Based on this information, scientists came up with a theory for the formation of the moon. This theory proposed that about 50 million years after Earth had formed massive rock about the size of Mars, slammed into our planet. The energy of that impact was so great it melted and fused the two colliding bodies together forming a new, larger Earth. At the same time, this enormous collision ejected into orbit vast amounts of molten rock. This debris eventually coalesced to form the moon. This collision that created the moon caused such an immense impact that it forced Earth's axis to tilt in relation to the sun, causing the familiar seasons.
Earth's hot molten surface took at least a billion years after the moon was created to cool and form a thick skin, or crust, soon after the moon was formed. And once Earth was cool enough to form solid ground water could collect on its surface eventually forming a landscape of islands and small continents, bathed by a primitive ocean. Eventually, water, which is the key to life, would cover nearly three quarters of the Earth's surface.
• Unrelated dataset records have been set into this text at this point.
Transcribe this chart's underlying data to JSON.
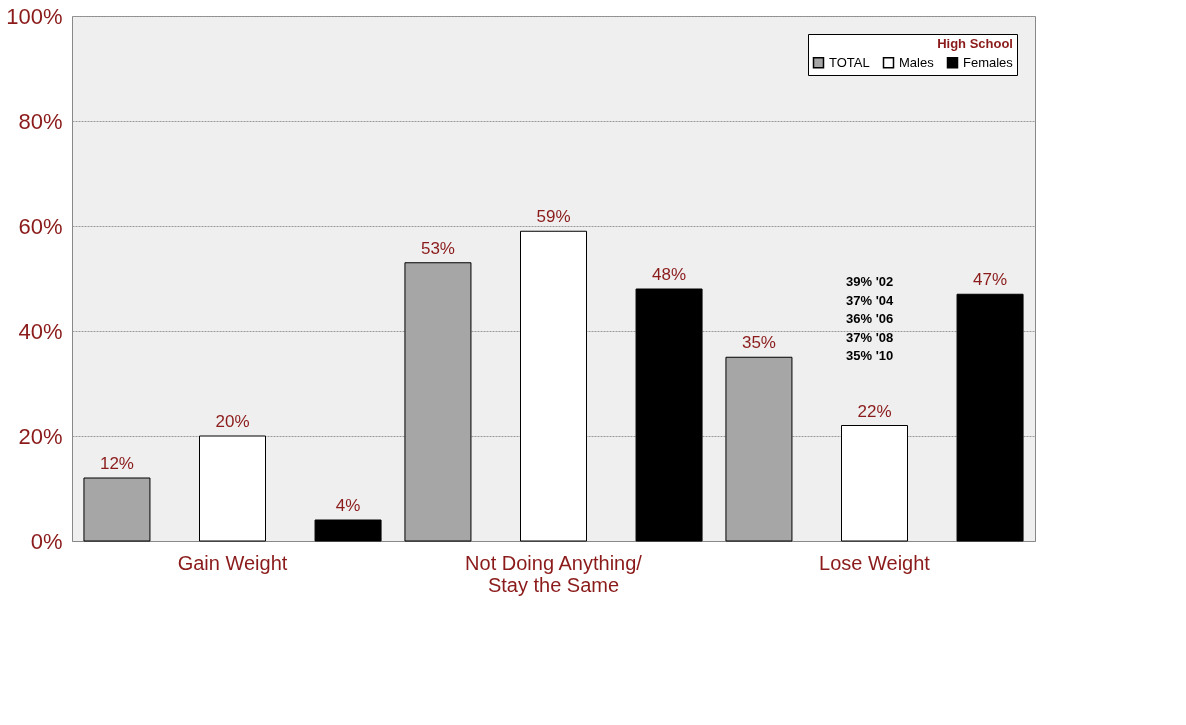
{
  "chart_data": {
    "type": "bar",
    "legend_title": "High School",
    "categories": [
      "Gain Weight",
      "Not Doing Anything/\nStay the Same",
      "Lose Weight"
    ],
    "series": [
      {
        "name": "TOTAL",
        "color": "#a6a6a6",
        "values": [
          12,
          53,
          35
        ]
      },
      {
        "name": "Males",
        "color": "#ffffff",
        "values": [
          20,
          59,
          22
        ]
      },
      {
        "name": "Females",
        "color": "#000000",
        "values": [
          4,
          48,
          47
        ]
      }
    ],
    "ylim": [
      0,
      100
    ],
    "yticks": [
      {
        "value": 0,
        "label": "0%"
      },
      {
        "value": 20,
        "label": "20%"
      },
      {
        "value": 40,
        "label": "40%"
      },
      {
        "value": 60,
        "label": "60%"
      },
      {
        "value": 80,
        "label": "80%"
      },
      {
        "value": 100,
        "label": "100%"
      }
    ],
    "value_labels": [
      [
        "12%",
        "53%",
        "35%"
      ],
      [
        "20%",
        "59%",
        "22%"
      ],
      [
        "4%",
        "48%",
        "47%"
      ]
    ],
    "annotations": [
      "39% '02",
      "37% '04",
      "36% '06",
      "37% '08",
      "35% '10"
    ],
    "grid": "y",
    "legend": "top right"
  }
}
One theory as to how would Earth ended up with such vast quantities of water was that these great oceans may have been there from the very beginning, just hidden away. One key to the riddle was volcanoes, which, throughout Earth's infancy, pumped huge amounts of steam into the atmosphere. Then, as Earth cooled, that steam condensed into rain. Drop by drop, water collected in low-lying areas.
Another theory proposes that the water in our oceans might have come from outer space, delivered to the surface by massive ice-bearing comets. Perhaps the heat of an impact would have evaporated the ice within a comet, creating storm clouds over vast areas of the planet. These clouds produced a deluge of hot, possibly acidic rain that continued for millions of years. At first the rain would have formed lakes and rivers, and eventually water would cover almost the entire globe.
The young Earth was still very different from the planet we know today. It was a hostile and forbidding place, with an atmosphere full of poisonous gases. Yet, somehow, these harsh conditions set the scene for a crucial phase of Earth's development: the origin of life.